Add comment explaining structure of UMAAL assembly

Signed-off-by: Hanno Becker <hanno.becker@arm.com>
diff --git a/library/bn_mul.h b/library/bn_mul.h
index 275be60..962d7a9 100644
--- a/library/bn_mul.h
+++ b/library/bn_mul.h
@@ -739,6 +739,16 @@
         mbedtls_mpi_uint tmp_a1, tmp_b1;             \
         asm volatile (
 
+            /* - Make sure loop is 4-byte aligned to avoid stalls
+             *   upon repeated non-word aligned instructions in
+             *   some microarchitectures.
+             * - Don't use ldm with post-increment or back-to-back
+             *   loads with post-increment and same address register
+             *   to avoid stalls on some microarchitectures.
+             * - Bunch loads and stores to reduce latency on some
+             *   microarchitectures.

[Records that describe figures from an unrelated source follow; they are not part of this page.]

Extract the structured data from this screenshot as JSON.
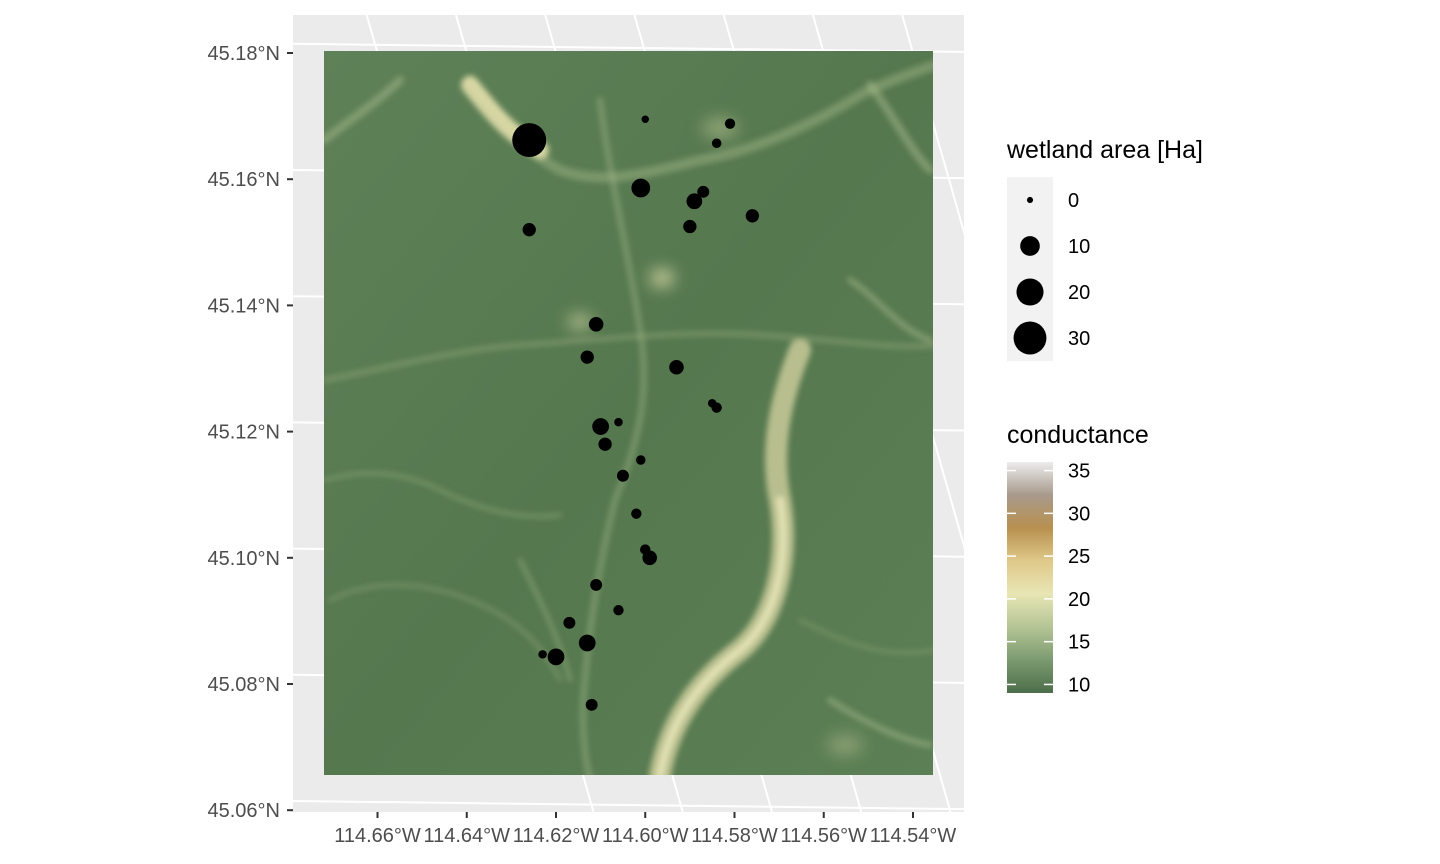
{
  "map": {
    "x_axis": {
      "ticks": [
        {
          "value": -114.66,
          "label": "114.66°W"
        },
        {
          "value": -114.64,
          "label": "114.64°W"
        },
        {
          "value": -114.62,
          "label": "114.62°W"
        },
        {
          "value": -114.6,
          "label": "114.60°W"
        },
        {
          "value": -114.58,
          "label": "114.58°W"
        },
        {
          "value": -114.56,
          "label": "114.56°W"
        },
        {
          "value": -114.54,
          "label": "114.54°W"
        }
      ]
    },
    "y_axis": {
      "ticks": [
        {
          "value": 45.18,
          "label": "45.18°N"
        },
        {
          "value": 45.16,
          "label": "45.16°N"
        },
        {
          "value": 45.14,
          "label": "45.14°N"
        },
        {
          "value": 45.12,
          "label": "45.12°N"
        },
        {
          "value": 45.1,
          "label": "45.10°N"
        },
        {
          "value": 45.08,
          "label": "45.08°N"
        },
        {
          "value": 45.06,
          "label": "45.06°N"
        }
      ]
    },
    "colors": {
      "panel_background": "#ebebeb",
      "gridline": "#ffffff",
      "raster_low": "#4d6e4a",
      "raster_mid": "#e6e3b0",
      "point": "#000000"
    }
  },
  "chart_data": {
    "type": "scatter",
    "raster_layer": {
      "name": "conductance",
      "range": [
        9,
        36
      ]
    },
    "points": [
      {
        "lon": -114.626,
        "lat": 45.1662,
        "area": 32
      },
      {
        "lon": -114.6,
        "lat": 45.1695,
        "area": 0.5
      },
      {
        "lon": -114.581,
        "lat": 45.1688,
        "area": 2
      },
      {
        "lon": -114.584,
        "lat": 45.1657,
        "area": 1.5
      },
      {
        "lon": -114.601,
        "lat": 45.1586,
        "area": 9
      },
      {
        "lon": -114.587,
        "lat": 45.158,
        "area": 3
      },
      {
        "lon": -114.589,
        "lat": 45.1565,
        "area": 6
      },
      {
        "lon": -114.576,
        "lat": 45.1542,
        "area": 4
      },
      {
        "lon": -114.59,
        "lat": 45.1525,
        "area": 4
      },
      {
        "lon": -114.626,
        "lat": 45.152,
        "area": 4
      },
      {
        "lon": -114.611,
        "lat": 45.137,
        "area": 5
      },
      {
        "lon": -114.613,
        "lat": 45.1318,
        "area": 4
      },
      {
        "lon": -114.593,
        "lat": 45.1302,
        "area": 5
      },
      {
        "lon": -114.585,
        "lat": 45.1245,
        "area": 1
      },
      {
        "lon": -114.584,
        "lat": 45.1238,
        "area": 2
      },
      {
        "lon": -114.606,
        "lat": 45.1215,
        "area": 1
      },
      {
        "lon": -114.61,
        "lat": 45.1208,
        "area": 7
      },
      {
        "lon": -114.609,
        "lat": 45.118,
        "area": 4
      },
      {
        "lon": -114.601,
        "lat": 45.1155,
        "area": 1.5
      },
      {
        "lon": -114.605,
        "lat": 45.113,
        "area": 3
      },
      {
        "lon": -114.602,
        "lat": 45.107,
        "area": 2
      },
      {
        "lon": -114.6,
        "lat": 45.1013,
        "area": 2
      },
      {
        "lon": -114.599,
        "lat": 45.1,
        "area": 5
      },
      {
        "lon": -114.611,
        "lat": 45.0957,
        "area": 3
      },
      {
        "lon": -114.606,
        "lat": 45.0917,
        "area": 2
      },
      {
        "lon": -114.617,
        "lat": 45.0897,
        "area": 3
      },
      {
        "lon": -114.613,
        "lat": 45.0865,
        "area": 7
      },
      {
        "lon": -114.623,
        "lat": 45.0847,
        "area": 1
      },
      {
        "lon": -114.62,
        "lat": 45.0843,
        "area": 7
      },
      {
        "lon": -114.612,
        "lat": 45.0767,
        "area": 3
      }
    ],
    "legends": [
      {
        "title": "wetland area [Ha]",
        "type": "size",
        "entries": [
          {
            "value": 0,
            "label": "0"
          },
          {
            "value": 10,
            "label": "10"
          },
          {
            "value": 20,
            "label": "20"
          },
          {
            "value": 30,
            "label": "30"
          }
        ]
      },
      {
        "title": "conductance",
        "type": "colorbar",
        "range": [
          9,
          36
        ],
        "ticks": [
          {
            "value": 35,
            "label": "35"
          },
          {
            "value": 30,
            "label": "30"
          },
          {
            "value": 25,
            "label": "25"
          },
          {
            "value": 20,
            "label": "20"
          },
          {
            "value": 15,
            "label": "15"
          },
          {
            "value": 10,
            "label": "10"
          }
        ],
        "colors": [
          "#4d6e4a",
          "#7c9a70",
          "#b4c595",
          "#e8e6b4",
          "#dfc98a",
          "#b8904f",
          "#a89a8c",
          "#ececec"
        ]
      }
    ]
  }
}
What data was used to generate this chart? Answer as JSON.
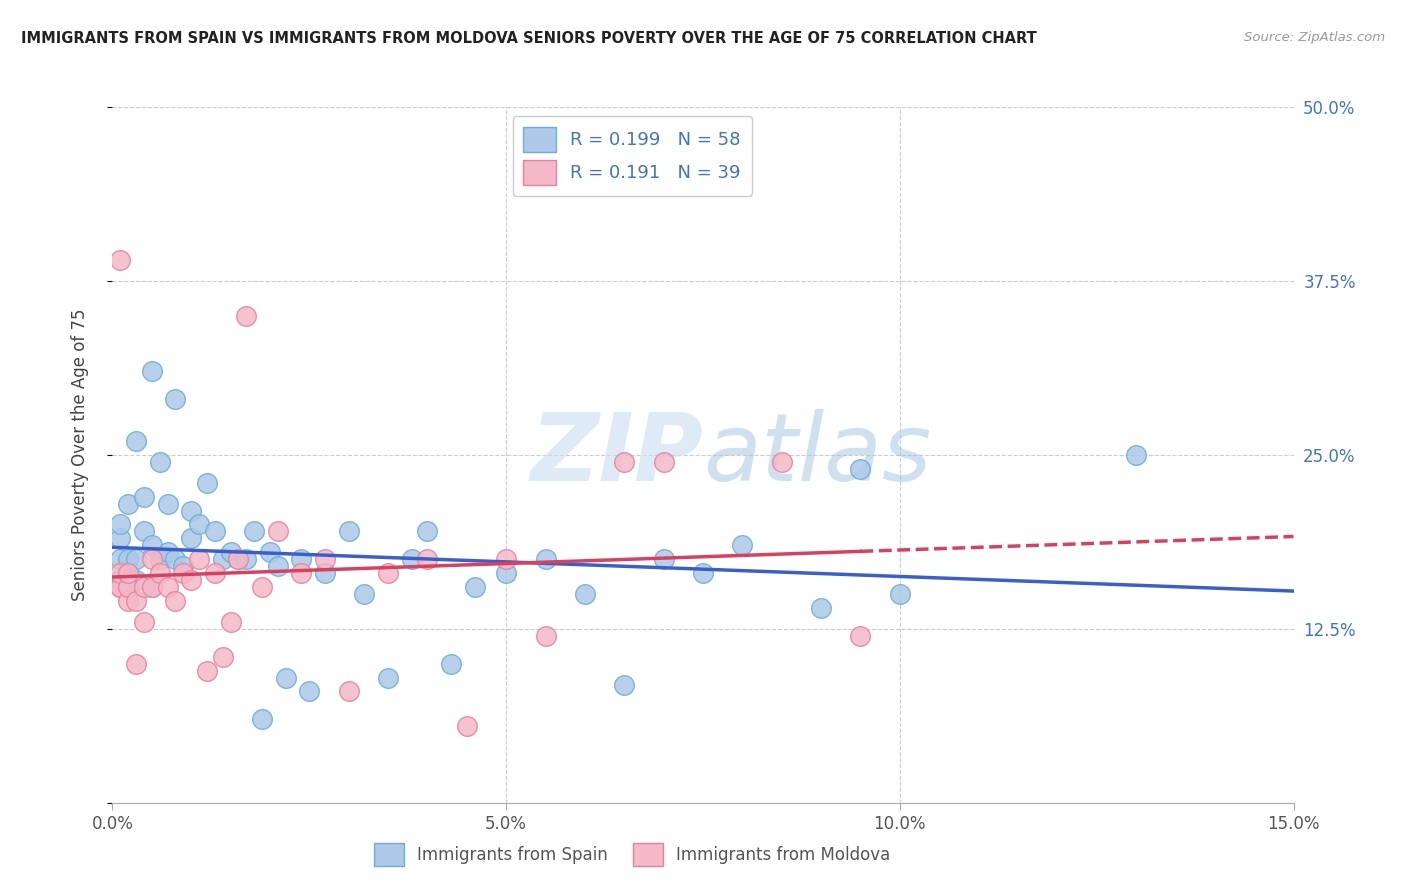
{
  "title": "IMMIGRANTS FROM SPAIN VS IMMIGRANTS FROM MOLDOVA SENIORS POVERTY OVER THE AGE OF 75 CORRELATION CHART",
  "source": "Source: ZipAtlas.com",
  "ylabel": "Seniors Poverty Over the Age of 75",
  "xlim": [
    0,
    0.15
  ],
  "ylim": [
    0,
    0.5
  ],
  "spain_color": "#adc8e8",
  "spain_edge": "#6aaed6",
  "moldova_color": "#f4b8c8",
  "moldova_edge": "#e8809a",
  "trend_spain_color": "#3a5fcd",
  "trend_moldova_color": "#d94060",
  "spain_R": 0.199,
  "spain_N": 58,
  "moldova_R": 0.191,
  "moldova_N": 39,
  "legend_label_spain": "Immigrants from Spain",
  "legend_label_moldova": "Immigrants from Moldova",
  "watermark_zip": "ZIP",
  "watermark_atlas": "atlas",
  "spain_x": [
    0.001,
    0.001,
    0.001,
    0.001,
    0.002,
    0.002,
    0.002,
    0.002,
    0.003,
    0.003,
    0.003,
    0.004,
    0.004,
    0.005,
    0.005,
    0.005,
    0.006,
    0.006,
    0.007,
    0.007,
    0.008,
    0.008,
    0.009,
    0.01,
    0.01,
    0.011,
    0.012,
    0.013,
    0.014,
    0.015,
    0.016,
    0.017,
    0.018,
    0.019,
    0.02,
    0.021,
    0.022,
    0.024,
    0.025,
    0.027,
    0.03,
    0.032,
    0.035,
    0.038,
    0.04,
    0.043,
    0.046,
    0.05,
    0.055,
    0.06,
    0.065,
    0.07,
    0.075,
    0.08,
    0.09,
    0.095,
    0.1,
    0.13
  ],
  "spain_y": [
    0.16,
    0.175,
    0.19,
    0.2,
    0.155,
    0.165,
    0.175,
    0.215,
    0.16,
    0.175,
    0.26,
    0.195,
    0.22,
    0.155,
    0.185,
    0.31,
    0.175,
    0.245,
    0.18,
    0.215,
    0.175,
    0.29,
    0.17,
    0.19,
    0.21,
    0.2,
    0.23,
    0.195,
    0.175,
    0.18,
    0.175,
    0.175,
    0.195,
    0.06,
    0.18,
    0.17,
    0.09,
    0.175,
    0.08,
    0.165,
    0.195,
    0.15,
    0.09,
    0.175,
    0.195,
    0.1,
    0.155,
    0.165,
    0.175,
    0.15,
    0.085,
    0.175,
    0.165,
    0.185,
    0.14,
    0.24,
    0.15,
    0.25
  ],
  "moldova_x": [
    0.001,
    0.001,
    0.001,
    0.001,
    0.002,
    0.002,
    0.002,
    0.003,
    0.003,
    0.004,
    0.004,
    0.005,
    0.005,
    0.006,
    0.007,
    0.008,
    0.009,
    0.01,
    0.011,
    0.012,
    0.013,
    0.014,
    0.015,
    0.016,
    0.017,
    0.019,
    0.021,
    0.024,
    0.027,
    0.03,
    0.035,
    0.04,
    0.045,
    0.05,
    0.055,
    0.065,
    0.07,
    0.085,
    0.095
  ],
  "moldova_y": [
    0.155,
    0.155,
    0.165,
    0.39,
    0.145,
    0.155,
    0.165,
    0.145,
    0.1,
    0.13,
    0.155,
    0.155,
    0.175,
    0.165,
    0.155,
    0.145,
    0.165,
    0.16,
    0.175,
    0.095,
    0.165,
    0.105,
    0.13,
    0.175,
    0.35,
    0.155,
    0.195,
    0.165,
    0.175,
    0.08,
    0.165,
    0.175,
    0.055,
    0.175,
    0.12,
    0.245,
    0.245,
    0.245,
    0.12
  ]
}
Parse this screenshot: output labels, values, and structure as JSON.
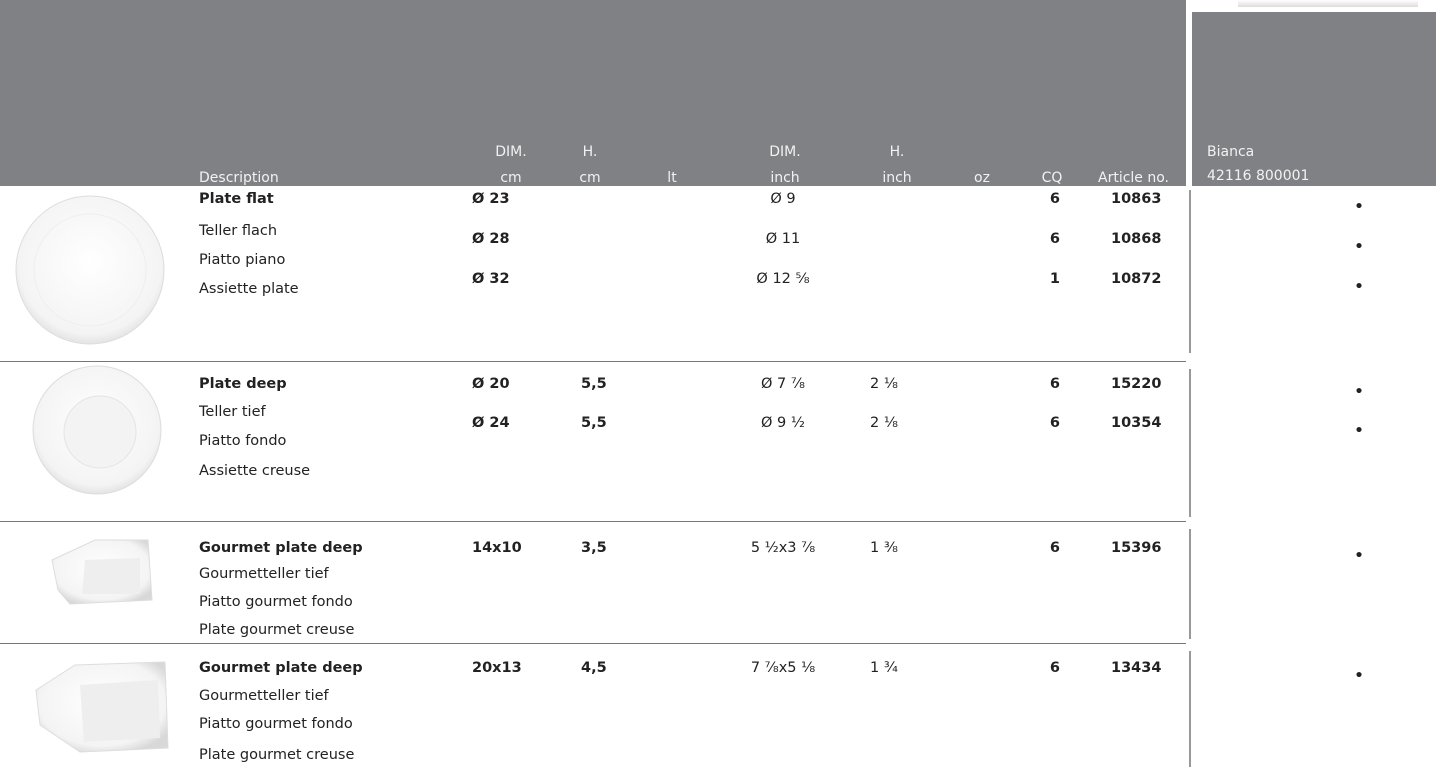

E.g., on Cortex-M4, the first
+             *   in a series of load/store operations has latency
+             *   2 cycles, while subsequent loads/stores are single-cycle. */
 #define MULADDC_X2_CORE                                           \
            ".p2align  2                                   \n\t"   \
             "ldr.w    %[a0], [%[in]],  #+8                \n\t"   \